Les Grèves pendant le Moyen Âge

Pendant le XIIème siècle et au début du XIIIème siècle les guerriers portaient dans leurs jambes une sorte de protection qui a impliqué l'apparition des premières grèves qui étaient des pièces d'armures composées des plaques en fer qu'on fixait aux jambes en moyennant des  sangles, très probablement elles ont apparues en même temps que les genouillères métalliques, surtout dans l'Italie Spententrional, la Provence et la Languedoc.

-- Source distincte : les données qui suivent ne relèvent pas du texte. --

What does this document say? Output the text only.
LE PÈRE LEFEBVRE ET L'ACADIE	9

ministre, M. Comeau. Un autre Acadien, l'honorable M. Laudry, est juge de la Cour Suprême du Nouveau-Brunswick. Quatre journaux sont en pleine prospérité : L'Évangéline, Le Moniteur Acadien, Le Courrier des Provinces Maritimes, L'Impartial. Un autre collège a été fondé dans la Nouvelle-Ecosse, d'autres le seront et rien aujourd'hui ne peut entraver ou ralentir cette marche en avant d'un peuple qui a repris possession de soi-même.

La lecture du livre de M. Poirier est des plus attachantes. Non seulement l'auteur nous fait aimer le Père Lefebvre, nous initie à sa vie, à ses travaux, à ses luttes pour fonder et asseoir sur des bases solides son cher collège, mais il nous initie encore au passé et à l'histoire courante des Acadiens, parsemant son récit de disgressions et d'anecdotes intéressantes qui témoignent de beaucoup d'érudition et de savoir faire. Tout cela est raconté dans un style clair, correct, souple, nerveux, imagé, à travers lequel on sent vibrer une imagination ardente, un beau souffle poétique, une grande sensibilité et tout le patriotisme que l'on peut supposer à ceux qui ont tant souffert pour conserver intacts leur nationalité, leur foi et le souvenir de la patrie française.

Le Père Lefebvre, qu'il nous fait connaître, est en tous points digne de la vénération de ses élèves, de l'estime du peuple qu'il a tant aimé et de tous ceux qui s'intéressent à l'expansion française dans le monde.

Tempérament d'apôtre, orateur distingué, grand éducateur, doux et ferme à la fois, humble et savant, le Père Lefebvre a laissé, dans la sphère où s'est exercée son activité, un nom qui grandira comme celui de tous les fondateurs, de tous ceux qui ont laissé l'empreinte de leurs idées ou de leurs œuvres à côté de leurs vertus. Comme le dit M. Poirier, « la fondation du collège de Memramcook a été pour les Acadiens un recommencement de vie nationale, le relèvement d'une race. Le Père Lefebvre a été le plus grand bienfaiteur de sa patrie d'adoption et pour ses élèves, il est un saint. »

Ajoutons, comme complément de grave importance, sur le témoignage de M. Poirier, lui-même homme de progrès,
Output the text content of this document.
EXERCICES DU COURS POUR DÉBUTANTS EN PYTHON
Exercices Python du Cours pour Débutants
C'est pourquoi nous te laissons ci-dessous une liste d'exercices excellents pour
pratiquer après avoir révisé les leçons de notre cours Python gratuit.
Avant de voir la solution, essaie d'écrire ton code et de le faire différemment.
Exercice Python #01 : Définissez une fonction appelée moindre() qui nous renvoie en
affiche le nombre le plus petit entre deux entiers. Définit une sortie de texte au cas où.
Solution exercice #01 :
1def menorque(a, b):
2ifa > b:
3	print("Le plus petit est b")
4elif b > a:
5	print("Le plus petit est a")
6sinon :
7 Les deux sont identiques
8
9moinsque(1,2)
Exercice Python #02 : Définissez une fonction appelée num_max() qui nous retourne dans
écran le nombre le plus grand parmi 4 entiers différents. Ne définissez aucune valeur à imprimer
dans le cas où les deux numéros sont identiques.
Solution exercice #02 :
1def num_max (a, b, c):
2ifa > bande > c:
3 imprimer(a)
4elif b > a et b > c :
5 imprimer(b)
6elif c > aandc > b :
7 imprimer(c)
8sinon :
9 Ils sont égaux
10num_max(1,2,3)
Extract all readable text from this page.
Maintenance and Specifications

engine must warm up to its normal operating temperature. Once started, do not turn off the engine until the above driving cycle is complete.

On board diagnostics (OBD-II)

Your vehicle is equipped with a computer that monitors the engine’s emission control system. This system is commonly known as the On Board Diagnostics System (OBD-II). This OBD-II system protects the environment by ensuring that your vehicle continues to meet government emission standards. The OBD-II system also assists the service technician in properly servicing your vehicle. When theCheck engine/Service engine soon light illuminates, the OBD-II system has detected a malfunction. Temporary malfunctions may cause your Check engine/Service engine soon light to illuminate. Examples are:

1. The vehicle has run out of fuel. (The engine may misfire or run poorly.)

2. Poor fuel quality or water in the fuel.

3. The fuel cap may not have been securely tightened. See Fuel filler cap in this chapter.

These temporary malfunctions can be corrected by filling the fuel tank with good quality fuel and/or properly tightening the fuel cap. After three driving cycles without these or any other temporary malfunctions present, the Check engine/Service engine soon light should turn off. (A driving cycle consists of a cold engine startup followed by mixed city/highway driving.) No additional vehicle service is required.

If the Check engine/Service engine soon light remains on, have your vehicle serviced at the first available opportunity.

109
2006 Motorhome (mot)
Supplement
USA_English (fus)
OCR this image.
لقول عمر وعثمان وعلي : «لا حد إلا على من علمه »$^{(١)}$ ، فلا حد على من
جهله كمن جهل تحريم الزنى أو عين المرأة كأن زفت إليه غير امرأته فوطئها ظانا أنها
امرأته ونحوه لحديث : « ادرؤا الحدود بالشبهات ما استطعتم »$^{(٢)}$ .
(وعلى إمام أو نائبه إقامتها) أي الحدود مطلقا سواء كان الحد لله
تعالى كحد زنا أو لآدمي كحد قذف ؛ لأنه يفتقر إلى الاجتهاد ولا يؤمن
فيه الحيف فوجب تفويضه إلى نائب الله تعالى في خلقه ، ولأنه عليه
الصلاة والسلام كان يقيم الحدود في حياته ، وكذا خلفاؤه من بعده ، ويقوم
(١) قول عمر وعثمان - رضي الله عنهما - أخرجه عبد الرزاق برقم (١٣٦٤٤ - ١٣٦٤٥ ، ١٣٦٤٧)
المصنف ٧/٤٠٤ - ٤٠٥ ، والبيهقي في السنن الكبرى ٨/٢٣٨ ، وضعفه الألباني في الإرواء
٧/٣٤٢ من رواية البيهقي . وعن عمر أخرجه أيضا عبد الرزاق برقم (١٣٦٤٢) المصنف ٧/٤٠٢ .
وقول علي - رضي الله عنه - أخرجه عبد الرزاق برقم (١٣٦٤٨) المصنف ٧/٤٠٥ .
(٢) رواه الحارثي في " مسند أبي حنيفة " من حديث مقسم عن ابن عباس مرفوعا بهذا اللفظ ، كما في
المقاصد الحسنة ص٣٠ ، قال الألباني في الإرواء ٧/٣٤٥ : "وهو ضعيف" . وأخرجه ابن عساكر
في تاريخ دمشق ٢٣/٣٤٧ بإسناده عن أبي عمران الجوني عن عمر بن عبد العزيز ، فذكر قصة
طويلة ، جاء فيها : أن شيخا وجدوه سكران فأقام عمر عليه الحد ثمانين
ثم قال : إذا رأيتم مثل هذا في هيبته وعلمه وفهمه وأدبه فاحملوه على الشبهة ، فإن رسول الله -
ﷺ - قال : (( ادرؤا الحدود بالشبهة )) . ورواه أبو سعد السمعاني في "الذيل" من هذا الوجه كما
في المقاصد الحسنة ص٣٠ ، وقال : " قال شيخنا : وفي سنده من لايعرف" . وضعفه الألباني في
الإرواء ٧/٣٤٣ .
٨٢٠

Au XIIIème siècle où les guerriers cherchaient de donner plus de la solidité à la protection de leurs jambes avec les grèves comme partie des armures, en ajoutant une pièce intermediaire entre elle et le genou articulé. De cette manière la grève pouvait mieux accomplir sa fonction, celle de protéger la jambe depuis le genou à la cheville. Il y avait des autres modèles de grèves pour couvrir la jambe entière. Les grèves utilisées en France pendant les premiers années du XIVème siècle, imitaient la forme des cnémides grecques en cuivre. Elles couvraient la tibia et le mollet,  en plus on pouvait les règler malgré elles étaient métalliques.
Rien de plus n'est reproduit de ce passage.